C中的关联性和序列点

Question

Since the associativity of '?' is from right to left,any 2 consecutive '?' operators must be treated as such,Right?

Now,

int x=-1;
int y=x?x++?x:-1:1;

I expect this to be executed as:

int y = x ? (x++?x:-1) : 1;

Now since its being executed from right to left,when encountering the first '?' in the statement,x's value is 0 and the expression is as

int y= x? 0 : 1;

hence i expected y to be 1,but it shows Zero on my dev-cpp.Where am i wrong?

Answer 1

You have the order of evaluation wrong. In a ? b : c a ? b : c , a is always evaluated first, then either b or c is evaluated.

I've marked up your example so that I can identify subexpressions:

            c
int y=x?x++?x:-1:1;
      a bbbbbbbb

(a) is evaluated, yielding -1, so (b) is evaluated. There, x++ is evaluated, yielding -1 again, so (c) is evaluated. At this point, x is 0.

Or, with more verbose, clearer code, it's as if you said:

int x = -1;
int y;
if (x != 0)
{
    int new_x = x + 1;
    if (x != 0)
    {
        y = new_x;
    }
    else
    {
        y = -1;
    }
}
else
{
    y = 1;
}

Answer 2

Operations:

Assign y to value = 
    if(x): --> x = -1, so true as it is non-zero
    {
      if(x): --> x = -1 ,so true as x will increment later due to post increment
       x= x +1; --> increment x, so x = 0 . This is the value assigned.
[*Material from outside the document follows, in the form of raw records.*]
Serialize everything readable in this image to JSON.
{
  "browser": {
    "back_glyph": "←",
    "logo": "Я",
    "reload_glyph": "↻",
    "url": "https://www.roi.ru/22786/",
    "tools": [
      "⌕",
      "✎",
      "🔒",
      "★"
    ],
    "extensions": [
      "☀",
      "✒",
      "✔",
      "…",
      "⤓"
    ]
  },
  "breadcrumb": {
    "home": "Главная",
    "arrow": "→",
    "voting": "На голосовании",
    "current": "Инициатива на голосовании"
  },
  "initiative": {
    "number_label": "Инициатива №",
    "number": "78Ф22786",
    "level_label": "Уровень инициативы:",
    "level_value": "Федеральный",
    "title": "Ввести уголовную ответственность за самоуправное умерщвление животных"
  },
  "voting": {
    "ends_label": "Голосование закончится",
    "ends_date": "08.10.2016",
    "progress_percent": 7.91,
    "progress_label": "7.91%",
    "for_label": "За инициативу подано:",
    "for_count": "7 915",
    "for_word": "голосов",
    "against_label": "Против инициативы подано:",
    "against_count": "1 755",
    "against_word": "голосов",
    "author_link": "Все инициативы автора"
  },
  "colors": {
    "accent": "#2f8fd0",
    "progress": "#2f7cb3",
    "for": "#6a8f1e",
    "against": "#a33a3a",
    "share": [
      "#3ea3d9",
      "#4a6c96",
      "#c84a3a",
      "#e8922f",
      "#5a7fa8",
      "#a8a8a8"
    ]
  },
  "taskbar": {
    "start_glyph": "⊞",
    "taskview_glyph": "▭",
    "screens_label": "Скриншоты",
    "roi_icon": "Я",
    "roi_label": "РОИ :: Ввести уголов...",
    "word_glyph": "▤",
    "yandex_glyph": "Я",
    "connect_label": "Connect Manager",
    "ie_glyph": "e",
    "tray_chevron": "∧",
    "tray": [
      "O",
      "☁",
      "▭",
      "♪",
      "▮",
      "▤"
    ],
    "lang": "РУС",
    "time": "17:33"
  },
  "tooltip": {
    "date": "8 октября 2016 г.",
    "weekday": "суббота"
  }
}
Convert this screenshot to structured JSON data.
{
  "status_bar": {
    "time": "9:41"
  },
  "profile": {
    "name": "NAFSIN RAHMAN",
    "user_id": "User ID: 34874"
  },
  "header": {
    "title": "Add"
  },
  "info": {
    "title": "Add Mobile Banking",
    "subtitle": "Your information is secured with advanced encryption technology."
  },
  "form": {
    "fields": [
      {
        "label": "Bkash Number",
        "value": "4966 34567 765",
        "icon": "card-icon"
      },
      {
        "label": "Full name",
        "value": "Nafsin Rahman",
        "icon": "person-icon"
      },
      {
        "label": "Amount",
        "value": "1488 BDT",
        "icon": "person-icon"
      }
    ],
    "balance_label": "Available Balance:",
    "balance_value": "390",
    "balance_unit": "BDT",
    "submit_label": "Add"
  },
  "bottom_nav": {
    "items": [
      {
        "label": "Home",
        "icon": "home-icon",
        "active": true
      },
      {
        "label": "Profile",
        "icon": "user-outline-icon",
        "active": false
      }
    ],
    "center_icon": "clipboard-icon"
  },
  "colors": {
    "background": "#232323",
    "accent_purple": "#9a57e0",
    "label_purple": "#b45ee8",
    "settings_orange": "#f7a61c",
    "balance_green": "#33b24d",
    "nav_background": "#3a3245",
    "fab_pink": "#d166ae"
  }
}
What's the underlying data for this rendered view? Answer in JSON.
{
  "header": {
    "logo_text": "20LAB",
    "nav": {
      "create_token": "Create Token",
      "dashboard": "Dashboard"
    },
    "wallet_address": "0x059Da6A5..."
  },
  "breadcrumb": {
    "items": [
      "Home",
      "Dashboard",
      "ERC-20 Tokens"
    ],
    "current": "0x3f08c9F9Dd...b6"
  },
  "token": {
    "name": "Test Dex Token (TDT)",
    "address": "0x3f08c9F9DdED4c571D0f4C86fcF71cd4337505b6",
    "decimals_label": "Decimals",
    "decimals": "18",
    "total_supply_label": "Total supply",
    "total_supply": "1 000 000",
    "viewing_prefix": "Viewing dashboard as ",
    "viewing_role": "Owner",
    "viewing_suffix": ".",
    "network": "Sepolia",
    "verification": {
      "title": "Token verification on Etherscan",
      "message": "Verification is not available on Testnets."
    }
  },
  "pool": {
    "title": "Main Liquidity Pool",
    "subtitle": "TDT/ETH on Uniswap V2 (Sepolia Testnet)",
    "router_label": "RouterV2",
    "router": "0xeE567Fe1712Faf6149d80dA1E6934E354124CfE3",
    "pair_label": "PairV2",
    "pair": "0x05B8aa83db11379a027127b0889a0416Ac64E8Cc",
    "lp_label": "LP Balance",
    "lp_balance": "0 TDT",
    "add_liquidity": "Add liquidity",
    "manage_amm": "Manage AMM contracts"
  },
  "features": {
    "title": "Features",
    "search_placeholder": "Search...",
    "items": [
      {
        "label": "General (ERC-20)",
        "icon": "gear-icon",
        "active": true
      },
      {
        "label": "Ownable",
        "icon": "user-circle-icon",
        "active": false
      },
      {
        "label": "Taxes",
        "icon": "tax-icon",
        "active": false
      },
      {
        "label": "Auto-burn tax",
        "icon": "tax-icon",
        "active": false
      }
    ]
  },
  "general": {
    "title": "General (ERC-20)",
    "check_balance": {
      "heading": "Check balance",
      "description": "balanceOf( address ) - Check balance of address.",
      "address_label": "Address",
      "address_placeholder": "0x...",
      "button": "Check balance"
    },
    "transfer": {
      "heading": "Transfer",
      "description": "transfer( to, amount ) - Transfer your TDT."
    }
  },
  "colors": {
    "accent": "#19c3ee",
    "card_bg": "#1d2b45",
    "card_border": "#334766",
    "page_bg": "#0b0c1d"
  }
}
So y = 0;
     else:
       -1
    }
    else: 
    {
      1
    }

Hope this helps!

Answer 3

The answer to your question is that in C/C++ int y = x ? (x++?x:-1) : 1; int y = x ? (x++?x:-1) : 1; we will hit two sequence points at ? . Any update operations to variable with in a sequence point will be effective after that sequence is over. So lets look at our example in hand.

First sequence point is first ? from left.

x=-1; (Actual Value)
x=-1; (Value used in expression)
y=-1?(x++?x:-1):1;

Second sequence point is second ? from left. As mentioned above the update operations are effective after sequence so even though x++ is there the value used in this sequence is -1 and updated value will be used in following.

x=0; (Actual Value, bcoz of x++)
x=-1; (Value used in expression)
y=-1?x:-1;

Now it will be

x=0; (Actual Value)
x=0; (Value used in expression)
y=x;
y=0;

Hope this make sense now.